In this work, an amorphous silica powders (1-SiO2 and 2-SiO2) and activated carbon with few-layer graphene were derived from rice husk using simple and efficient process. Synthesized samples were characterized by means of TGA SEM, XRD, XRF, nitrogen low-temperature adsorption/desorption, Raman, and EDAX. Rice husk calcination yields in 18 and 14 wt% of 1-SiO2 and 2-SiO2, correspondingly. Carbonization of rice husk followed by activation yielded about 11 wt% of activated carbon with large specific surface area (SBET = 3292 m2 g-1). Feasibility of resulting materials as anode materials for Li-ion batteries grounded on a high theoretical capacity of silica and high charge/discharge stability of activated carbon.

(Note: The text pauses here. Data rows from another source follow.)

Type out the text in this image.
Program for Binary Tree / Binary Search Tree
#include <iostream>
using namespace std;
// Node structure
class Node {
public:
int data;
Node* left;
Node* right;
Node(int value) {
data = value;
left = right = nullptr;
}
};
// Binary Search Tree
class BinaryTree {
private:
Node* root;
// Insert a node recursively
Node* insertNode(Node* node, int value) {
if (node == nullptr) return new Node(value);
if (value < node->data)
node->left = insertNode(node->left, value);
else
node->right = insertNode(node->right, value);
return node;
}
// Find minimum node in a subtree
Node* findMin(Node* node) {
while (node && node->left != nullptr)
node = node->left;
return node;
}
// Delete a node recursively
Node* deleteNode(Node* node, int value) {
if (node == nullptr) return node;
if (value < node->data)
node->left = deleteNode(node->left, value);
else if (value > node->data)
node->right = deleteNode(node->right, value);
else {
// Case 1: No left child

We present here a 2-SiO2 material with large specific surface area of 980 m2 g-1, of high purity above 99 %, and large pore volume (1.20 cm3 g-1), which results in a reversible capacity of about 841 and 442 mAh g-1 (1st and 50th cycle) with coulombic efficiency higher than 95 %. Activated carbon demonstrated the highest initial discharge specific capacity and stable reversible capacity after 50 cycles as 1462 and 477 mAh g-1 (1st and 50th cycle), and coulombic efficiency higher than 90 %.

Automated summary

In this study, amorphous silica powders (1-SiO2 and 2-SiO2) and activated carbon with few-layer graphene were derived from rice husk using a simple and efficient process. The synthesized samples were characterized and the feasibility of using them as anode materials for Li-ion batteries was evaluated. The 2-SiO2 material exhibited a large specific surface area, high purity, and large pore volume, resulting in a reversible capacity of about 841 and 442 mAh g-1 (1st and 50th cycle) with a coulombic efficiency higher than 95%. The activated carbon demonstrated the highest initial discharge specific capacity and stable reversible capacity after 50 cycles, with a coulombic efficiency higher than 90%.